Katherine allowed herself a moment's indulgence as the hot butter cascaded over her taste buds. She imagined the grinding of the gears, the heavy iron doors of the mechanism parting to reveal the sapphire effluviance of the inner chronotheric flux, she saw herself poised over the heavy, ornate signal box levers. motioning Thompson to toss the trussed Markov in. Torn apart by a sabre toothed tiger, buried alive under the yurt of the Scourge of God. Whatever his fate, at least he'd get his money's worth. She sighed, it all seemed so futile. The Russians couldn't operate the mechanism even if they possessed it and she simply didn't need it any more. Sometimes she wondered, when she was finally landed and gutted like a cod, if they'd find nothing inside her but gears and pistons and chronotheric lubrication. The professor, she knew, had used it but once, to visit his long dead sister in Worthing. Worthing in happier, less cynical times, ah, the summers that they used to have. Katherine sighed, time was not on her side, it was the first thing the mechanism had taught her.

The professor eyed a heavy drop of the Weasel's blood as it hesitated, trembled then fell heavily to his magnificent Afghan carpet. He relaxed a little as he saw how it suited the pattern.
"More tea, Mr Markov?"
Thompson was already hand cuffing the Russian's hairy wrists behind his back.
"Shall I dispose of..this..in the usual fashion?"
Barley bit into the last of her crumpet as a precautionary measure. The professor nodded his aquiescence, what Thompson actually did with the occasional bodies which turned up in the professor's rooms was something of a mystery but none had ever turned up again. Not dead, anyway. Markov looked between the three of them, somewhat aghast. He couldn't believe, even at this late juncture, that everything he'd ever been told about the English was true.
"You're not just going to kill me."
"Of course not, but then lying is the most fun a girl can have without taking her clothes off, did you know that Mr Markov?"
"It's laughing, for a man." The old rouge was brave, she give that to him.
Markov swallowed, any Russian would have been kinder and killed him by now.
"What should we do with him, Professor?" Barley, for once, had no idea.

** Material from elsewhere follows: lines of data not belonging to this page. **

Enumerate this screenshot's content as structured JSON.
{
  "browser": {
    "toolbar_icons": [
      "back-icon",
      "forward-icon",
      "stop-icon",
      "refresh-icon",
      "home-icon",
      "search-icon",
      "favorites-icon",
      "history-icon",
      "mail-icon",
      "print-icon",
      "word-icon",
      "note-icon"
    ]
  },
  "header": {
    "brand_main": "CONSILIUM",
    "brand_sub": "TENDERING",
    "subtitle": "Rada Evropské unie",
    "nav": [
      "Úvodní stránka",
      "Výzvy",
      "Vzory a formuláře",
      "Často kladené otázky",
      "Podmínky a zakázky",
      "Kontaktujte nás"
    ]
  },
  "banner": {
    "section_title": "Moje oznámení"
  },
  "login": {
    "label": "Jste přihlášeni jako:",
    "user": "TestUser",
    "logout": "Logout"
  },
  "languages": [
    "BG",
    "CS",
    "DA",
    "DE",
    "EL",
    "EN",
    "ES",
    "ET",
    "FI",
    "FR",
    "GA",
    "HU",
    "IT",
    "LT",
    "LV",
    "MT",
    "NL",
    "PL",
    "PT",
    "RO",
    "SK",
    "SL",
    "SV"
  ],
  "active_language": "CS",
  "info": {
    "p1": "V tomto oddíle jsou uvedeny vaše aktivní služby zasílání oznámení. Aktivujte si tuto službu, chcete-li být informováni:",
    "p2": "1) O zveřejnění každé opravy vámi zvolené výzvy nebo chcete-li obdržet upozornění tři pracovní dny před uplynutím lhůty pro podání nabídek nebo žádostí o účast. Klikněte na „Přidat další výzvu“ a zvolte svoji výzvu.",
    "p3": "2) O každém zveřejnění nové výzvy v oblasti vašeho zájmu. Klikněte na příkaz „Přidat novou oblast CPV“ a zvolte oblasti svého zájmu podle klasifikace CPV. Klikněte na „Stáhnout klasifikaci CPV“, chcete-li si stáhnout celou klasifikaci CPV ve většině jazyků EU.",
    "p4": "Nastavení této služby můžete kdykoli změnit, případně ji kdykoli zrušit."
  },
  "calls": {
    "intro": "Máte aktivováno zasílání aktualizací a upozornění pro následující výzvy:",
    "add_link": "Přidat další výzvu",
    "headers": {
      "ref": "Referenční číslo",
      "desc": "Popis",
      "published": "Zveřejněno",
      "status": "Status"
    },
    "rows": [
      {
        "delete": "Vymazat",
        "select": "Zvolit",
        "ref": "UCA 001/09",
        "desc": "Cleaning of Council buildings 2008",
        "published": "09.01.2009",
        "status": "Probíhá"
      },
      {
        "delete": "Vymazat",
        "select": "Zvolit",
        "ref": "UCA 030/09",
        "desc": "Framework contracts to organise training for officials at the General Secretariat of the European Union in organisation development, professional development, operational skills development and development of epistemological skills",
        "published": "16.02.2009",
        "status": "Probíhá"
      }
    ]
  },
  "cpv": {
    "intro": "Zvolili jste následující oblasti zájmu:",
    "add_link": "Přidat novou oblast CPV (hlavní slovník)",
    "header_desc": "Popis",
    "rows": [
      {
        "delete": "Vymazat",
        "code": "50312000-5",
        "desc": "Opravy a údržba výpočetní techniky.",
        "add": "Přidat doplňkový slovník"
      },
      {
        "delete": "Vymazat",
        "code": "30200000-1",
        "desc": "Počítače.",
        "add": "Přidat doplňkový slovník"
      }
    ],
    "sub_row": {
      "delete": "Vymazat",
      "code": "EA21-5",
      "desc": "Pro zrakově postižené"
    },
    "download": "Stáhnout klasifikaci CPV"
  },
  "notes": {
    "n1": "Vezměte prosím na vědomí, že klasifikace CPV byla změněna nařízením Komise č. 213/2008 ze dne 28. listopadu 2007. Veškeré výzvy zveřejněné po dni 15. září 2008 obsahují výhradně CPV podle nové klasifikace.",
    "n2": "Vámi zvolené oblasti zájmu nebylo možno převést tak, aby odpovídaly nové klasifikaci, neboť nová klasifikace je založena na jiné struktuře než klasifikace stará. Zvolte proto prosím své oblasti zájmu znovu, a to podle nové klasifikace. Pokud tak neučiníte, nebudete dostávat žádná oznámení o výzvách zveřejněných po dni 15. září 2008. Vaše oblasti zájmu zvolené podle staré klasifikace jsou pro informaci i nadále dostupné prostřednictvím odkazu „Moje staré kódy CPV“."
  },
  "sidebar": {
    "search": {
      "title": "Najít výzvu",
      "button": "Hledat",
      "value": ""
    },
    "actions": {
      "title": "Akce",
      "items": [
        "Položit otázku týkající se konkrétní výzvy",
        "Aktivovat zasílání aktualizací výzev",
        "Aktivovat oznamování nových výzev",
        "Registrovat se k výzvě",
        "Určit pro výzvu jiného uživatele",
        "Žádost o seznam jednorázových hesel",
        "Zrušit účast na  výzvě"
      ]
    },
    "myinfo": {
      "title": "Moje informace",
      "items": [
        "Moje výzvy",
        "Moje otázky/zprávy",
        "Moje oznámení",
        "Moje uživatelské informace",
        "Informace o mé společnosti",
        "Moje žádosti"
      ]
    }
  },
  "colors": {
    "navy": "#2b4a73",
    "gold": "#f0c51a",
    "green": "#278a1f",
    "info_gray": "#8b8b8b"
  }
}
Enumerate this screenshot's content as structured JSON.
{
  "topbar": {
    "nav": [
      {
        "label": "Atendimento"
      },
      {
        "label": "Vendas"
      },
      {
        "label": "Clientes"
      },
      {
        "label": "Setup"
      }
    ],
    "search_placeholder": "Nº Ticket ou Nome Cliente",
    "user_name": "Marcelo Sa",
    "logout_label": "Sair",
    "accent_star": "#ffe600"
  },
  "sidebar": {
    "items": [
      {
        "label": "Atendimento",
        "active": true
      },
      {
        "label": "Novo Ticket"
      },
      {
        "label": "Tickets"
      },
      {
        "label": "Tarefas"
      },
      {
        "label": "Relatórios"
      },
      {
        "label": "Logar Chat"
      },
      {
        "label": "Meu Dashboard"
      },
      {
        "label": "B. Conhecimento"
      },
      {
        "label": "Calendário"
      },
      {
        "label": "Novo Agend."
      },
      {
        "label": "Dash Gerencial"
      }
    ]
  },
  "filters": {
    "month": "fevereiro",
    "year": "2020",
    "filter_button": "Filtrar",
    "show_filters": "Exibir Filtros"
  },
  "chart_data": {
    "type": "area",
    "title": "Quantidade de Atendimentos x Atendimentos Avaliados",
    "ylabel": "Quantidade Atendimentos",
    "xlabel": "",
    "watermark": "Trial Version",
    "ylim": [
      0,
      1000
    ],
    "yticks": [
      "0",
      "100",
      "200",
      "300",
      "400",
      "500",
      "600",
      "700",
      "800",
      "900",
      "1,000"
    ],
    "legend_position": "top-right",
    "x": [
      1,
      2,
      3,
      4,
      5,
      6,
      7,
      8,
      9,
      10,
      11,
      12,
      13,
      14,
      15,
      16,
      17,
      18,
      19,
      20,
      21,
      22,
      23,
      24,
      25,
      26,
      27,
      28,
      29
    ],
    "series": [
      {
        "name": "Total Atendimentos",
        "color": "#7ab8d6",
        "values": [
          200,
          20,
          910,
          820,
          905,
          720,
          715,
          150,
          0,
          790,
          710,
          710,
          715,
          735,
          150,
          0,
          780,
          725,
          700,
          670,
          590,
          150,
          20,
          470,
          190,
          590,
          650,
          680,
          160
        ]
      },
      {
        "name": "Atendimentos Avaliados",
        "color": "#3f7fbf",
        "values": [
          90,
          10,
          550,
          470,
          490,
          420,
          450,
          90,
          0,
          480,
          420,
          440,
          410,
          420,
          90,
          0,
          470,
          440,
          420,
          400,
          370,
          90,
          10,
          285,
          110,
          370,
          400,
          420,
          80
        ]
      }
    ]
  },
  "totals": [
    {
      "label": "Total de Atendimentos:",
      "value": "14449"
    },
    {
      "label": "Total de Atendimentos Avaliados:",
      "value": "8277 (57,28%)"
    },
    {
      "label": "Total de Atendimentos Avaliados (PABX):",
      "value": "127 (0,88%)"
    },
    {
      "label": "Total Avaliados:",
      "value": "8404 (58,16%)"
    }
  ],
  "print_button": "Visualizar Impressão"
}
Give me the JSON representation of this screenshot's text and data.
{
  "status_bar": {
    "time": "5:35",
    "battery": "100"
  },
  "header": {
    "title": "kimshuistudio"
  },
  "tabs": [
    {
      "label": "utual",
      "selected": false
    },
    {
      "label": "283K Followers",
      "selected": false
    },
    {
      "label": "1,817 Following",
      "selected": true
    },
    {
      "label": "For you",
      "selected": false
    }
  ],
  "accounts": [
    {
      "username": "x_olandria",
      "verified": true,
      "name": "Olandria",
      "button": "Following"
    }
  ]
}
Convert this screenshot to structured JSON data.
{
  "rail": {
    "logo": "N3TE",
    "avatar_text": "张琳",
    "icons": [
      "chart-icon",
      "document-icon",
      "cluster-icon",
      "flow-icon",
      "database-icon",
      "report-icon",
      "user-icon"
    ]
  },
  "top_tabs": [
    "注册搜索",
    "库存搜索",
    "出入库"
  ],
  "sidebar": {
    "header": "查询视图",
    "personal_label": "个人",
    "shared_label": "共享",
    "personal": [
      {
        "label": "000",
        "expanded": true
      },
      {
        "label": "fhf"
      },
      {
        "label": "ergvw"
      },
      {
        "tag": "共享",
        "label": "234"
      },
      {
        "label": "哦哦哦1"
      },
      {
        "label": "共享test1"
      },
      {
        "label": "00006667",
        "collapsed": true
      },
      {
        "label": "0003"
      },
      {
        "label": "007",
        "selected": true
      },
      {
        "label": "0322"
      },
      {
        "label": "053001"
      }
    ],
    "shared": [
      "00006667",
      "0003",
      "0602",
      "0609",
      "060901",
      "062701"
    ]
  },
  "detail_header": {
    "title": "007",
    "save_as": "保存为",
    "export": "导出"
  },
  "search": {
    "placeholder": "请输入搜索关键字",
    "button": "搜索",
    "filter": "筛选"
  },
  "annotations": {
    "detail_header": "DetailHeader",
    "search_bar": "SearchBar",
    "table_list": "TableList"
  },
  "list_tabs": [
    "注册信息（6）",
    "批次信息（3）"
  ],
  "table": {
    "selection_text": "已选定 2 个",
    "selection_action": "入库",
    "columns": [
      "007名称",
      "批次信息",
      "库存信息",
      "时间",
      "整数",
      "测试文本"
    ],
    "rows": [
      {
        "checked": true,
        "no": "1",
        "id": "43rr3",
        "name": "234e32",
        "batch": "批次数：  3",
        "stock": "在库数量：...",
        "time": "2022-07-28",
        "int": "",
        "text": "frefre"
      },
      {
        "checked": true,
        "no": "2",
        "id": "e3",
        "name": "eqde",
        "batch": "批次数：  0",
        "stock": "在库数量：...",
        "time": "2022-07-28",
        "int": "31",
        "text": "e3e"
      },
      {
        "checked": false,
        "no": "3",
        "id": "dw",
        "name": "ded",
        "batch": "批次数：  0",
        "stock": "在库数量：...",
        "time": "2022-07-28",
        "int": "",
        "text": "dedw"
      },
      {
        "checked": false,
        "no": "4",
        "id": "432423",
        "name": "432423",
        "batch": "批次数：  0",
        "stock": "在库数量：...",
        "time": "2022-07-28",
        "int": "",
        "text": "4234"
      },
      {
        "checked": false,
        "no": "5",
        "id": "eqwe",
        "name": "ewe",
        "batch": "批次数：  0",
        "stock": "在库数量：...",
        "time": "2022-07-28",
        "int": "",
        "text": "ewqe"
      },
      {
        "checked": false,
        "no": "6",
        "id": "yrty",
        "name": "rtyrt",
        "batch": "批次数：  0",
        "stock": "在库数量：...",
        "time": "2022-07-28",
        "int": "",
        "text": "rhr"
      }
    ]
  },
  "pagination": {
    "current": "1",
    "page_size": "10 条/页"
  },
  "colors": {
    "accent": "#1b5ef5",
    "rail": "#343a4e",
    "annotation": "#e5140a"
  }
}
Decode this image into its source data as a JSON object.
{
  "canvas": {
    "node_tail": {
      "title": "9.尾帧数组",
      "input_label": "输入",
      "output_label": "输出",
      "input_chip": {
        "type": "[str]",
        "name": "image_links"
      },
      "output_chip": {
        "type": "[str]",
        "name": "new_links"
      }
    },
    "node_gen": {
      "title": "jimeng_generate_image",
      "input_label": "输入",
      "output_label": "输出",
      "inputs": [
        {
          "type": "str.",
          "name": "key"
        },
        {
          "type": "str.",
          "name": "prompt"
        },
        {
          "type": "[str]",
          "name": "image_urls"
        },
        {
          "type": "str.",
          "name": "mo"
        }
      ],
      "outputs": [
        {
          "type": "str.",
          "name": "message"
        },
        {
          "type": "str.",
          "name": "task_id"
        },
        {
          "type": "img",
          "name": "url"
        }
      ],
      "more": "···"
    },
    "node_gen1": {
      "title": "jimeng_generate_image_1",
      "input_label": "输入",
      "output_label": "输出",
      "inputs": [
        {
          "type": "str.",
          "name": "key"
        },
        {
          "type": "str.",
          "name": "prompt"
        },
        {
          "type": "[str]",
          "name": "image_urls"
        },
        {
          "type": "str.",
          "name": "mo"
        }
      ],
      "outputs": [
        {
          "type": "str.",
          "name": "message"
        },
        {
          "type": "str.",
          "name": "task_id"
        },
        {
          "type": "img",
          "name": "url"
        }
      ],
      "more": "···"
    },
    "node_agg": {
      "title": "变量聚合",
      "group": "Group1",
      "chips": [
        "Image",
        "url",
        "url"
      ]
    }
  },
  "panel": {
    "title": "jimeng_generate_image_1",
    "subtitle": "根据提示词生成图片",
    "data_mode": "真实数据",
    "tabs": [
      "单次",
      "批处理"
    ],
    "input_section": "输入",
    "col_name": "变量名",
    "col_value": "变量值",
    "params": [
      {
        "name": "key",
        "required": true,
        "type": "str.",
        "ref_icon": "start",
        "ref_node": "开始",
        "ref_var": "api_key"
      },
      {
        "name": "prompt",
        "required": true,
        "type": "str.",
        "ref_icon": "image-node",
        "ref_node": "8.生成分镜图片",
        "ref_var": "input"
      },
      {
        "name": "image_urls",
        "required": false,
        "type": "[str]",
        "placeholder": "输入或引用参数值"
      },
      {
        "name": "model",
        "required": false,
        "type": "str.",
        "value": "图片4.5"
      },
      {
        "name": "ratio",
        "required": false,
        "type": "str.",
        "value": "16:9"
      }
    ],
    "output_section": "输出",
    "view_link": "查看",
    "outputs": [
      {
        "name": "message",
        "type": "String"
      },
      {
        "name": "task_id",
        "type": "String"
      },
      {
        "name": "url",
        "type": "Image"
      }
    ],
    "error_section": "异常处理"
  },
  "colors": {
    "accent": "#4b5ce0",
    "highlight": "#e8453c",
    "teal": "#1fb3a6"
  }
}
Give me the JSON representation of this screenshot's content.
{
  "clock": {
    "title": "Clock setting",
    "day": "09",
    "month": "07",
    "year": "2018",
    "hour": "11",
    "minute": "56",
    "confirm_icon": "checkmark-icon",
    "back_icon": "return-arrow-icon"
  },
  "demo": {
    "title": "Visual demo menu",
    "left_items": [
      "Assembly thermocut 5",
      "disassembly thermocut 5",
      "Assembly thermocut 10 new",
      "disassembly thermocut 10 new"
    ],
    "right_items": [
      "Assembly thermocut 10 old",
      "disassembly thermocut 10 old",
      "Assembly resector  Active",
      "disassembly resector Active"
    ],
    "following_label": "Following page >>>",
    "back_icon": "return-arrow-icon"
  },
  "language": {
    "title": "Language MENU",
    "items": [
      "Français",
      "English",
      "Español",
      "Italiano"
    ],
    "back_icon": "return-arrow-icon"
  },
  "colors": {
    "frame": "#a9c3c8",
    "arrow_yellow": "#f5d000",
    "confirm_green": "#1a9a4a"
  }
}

The professor beamed. "A sprat to catch a mackerel, my dear."
Thompson was happily trussing the Russian, a sheaf of only partially forged documentation spilled from inside his jacket. Five minutes with the Professor's fountain pen and she'd have admittance to the ambassador. She tucked Thompson's knife into the slash in her airshipman's jerkin, alongside her own needle blade. Markov was beginning to put up some belated resistance. Barley fed Archie some sunflower seeds.